The Department of Labor has submitted to the White House Office of Management and Budget (OMB) a proposed rule enacting President Obama’s July 2014 Fair Pay and Safe Workplaces Executive Order (E.O.), provisions in which can bar participation in federal projects if contractors or their subcontractors have violated labor laws in the past three years.
Contractors or subcontractors bidding on projects exceeding $500,000 must disclose any labor law violations committed within the past three years, and certify that their major subcontractors meet the E.O.’s new “responsibility standards,” according to labor management counsel Littler Mendelson P.C. Federal agency contracting officers will determine whether the contractor is a “responsible” entity with a satisfactory record of “integrity and business ethics,” and therefore eligible to bid. Critics of the White House action note that contractors may be blacklisted a) based on alleged labor law violations that are later found to lack merit, or b) if they fail to disclose even inadvertent and technical violations.
The E.O. requires each federal agency to designate a senior official to serve as a labor compliance advisor who, with significant discretionary powers, will provide guidance on whether a contract bidder’s mandatory disclosures indicate it is an entity that lacks integrity or business ethics. In advance of the proposed rule’s publication, OMB officials issued a memorandum to federal agency heads outlining the responsibilities, skills, and knowledge the future labor compliance advisors should have. The proposed rule supporting the Fair Pay and Safe Workplaces Executive Order is set for publication in the Federal Register, triggering a 45-day public comment period.
“This order dramatically changes the enforcement mechanisms carefully put in place by Congress and needlessly adds uncertainty, subjectivity and onerous and costly new data collection and reporting requirements for federal contractors,” Associated Builders & Contractors Vice President of Government Affairs Geoff Burr noted in late 2014, as ABC joined a coalition of business groups imploring the White House to withdraw the E.O. “While the Obama administration seeks to add these compliance burdens to federal contractors, it is seemingly ignoring the fact that its own Department of Labor and other federal agencies have violated these same complex and frequently changing federal labor laws.”

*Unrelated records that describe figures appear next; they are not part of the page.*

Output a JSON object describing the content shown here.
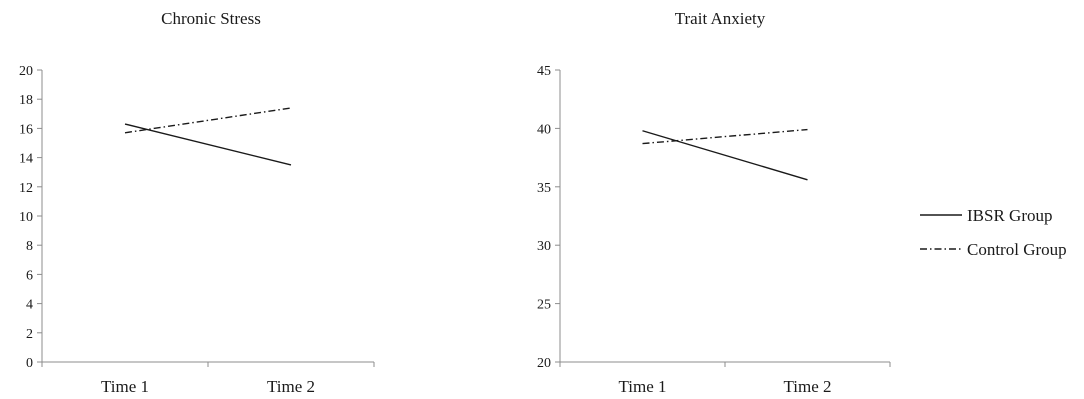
{
  "chart_data": [
    {
      "type": "line",
      "title": "Chronic Stress",
      "categories": [
        "Time 1",
        "Time 2"
      ],
      "ylim": [
        0,
        20
      ],
      "yticks": [
        0,
        2,
        4,
        6,
        8,
        10,
        12,
        14,
        16,
        18,
        20
      ],
      "series": [
        {
          "name": "IBSR Group",
          "values": [
            16.3,
            13.5
          ],
          "style": "solid"
        },
        {
          "name": "Control Group",
          "values": [
            15.7,
            17.4
          ],
          "style": "dash-dot"
        }
      ],
      "grid": false
    },
    {
      "type": "line",
      "title": "Trait Anxiety",
      "categories": [
        "Time 1",
        "Time 2"
      ],
      "ylim": [
        20,
        45
      ],
      "yticks": [
        20,
        25,
        30,
        35,
        40,
        45
      ],
      "series": [
        {
          "name": "IBSR Group",
          "values": [
            39.8,
            35.6
          ],
          "style": "solid"
        },
        {
          "name": "Control Group",
          "values": [
            38.7,
            39.9
          ],
          "style": "dash-dot"
        }
      ],
      "grid": false
    }
  ],
  "legend": {
    "placement": "right",
    "items": [
      {
        "label": "IBSR Group",
        "style": "solid"
      },
      {
        "label": "Control Group",
        "style": "dash-dot"
      }
    ]
  },
  "colors": {
    "line": "#1a1a1a",
    "axis": "#8c8c8c"
  }
}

“Given its highly subjective enforcement requirements, the Executive Order will inevitably lead to delays in award evaluations, limitations on competition, and a greater number of contract award protests,” a coalition letter to the Department of Labor and White House staff states. “Coupled with the other [orders] targeting federal contractors, the recordkeeping and reporting requirements in this E.O. significantly increase the cost and administrative burden of contracting with the federal government. Ultimately, this will result in fewer companies and organizations that are willing or able to compete for federal contracts. These results directly conflict with the administration’s stated goals of increasing competition, driving efficiencies and savings, reducing barriers to entry for small and innovative employers, and improving the federal acquisition ecosystem in general.”

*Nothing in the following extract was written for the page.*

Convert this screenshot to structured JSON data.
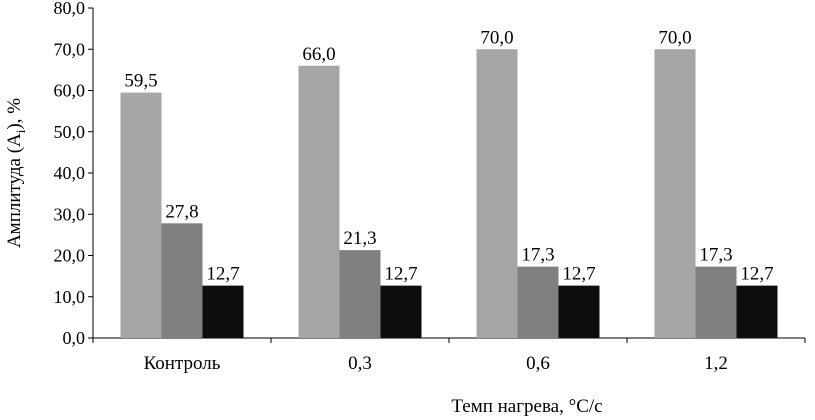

“The president does not have the legal authority to make the regulatory changes that will follow from this E.O.,” the coalition contends. “By directing the Department of Labor to develop guidance that will establish degrees of violations not included in the underlying statutes, the E.O. significantly amends the enforcement mechanisms Congress established for these laws. Simply put, the president is not authorized to change enforcement mechanisms in a statute without specific Congressional approval.”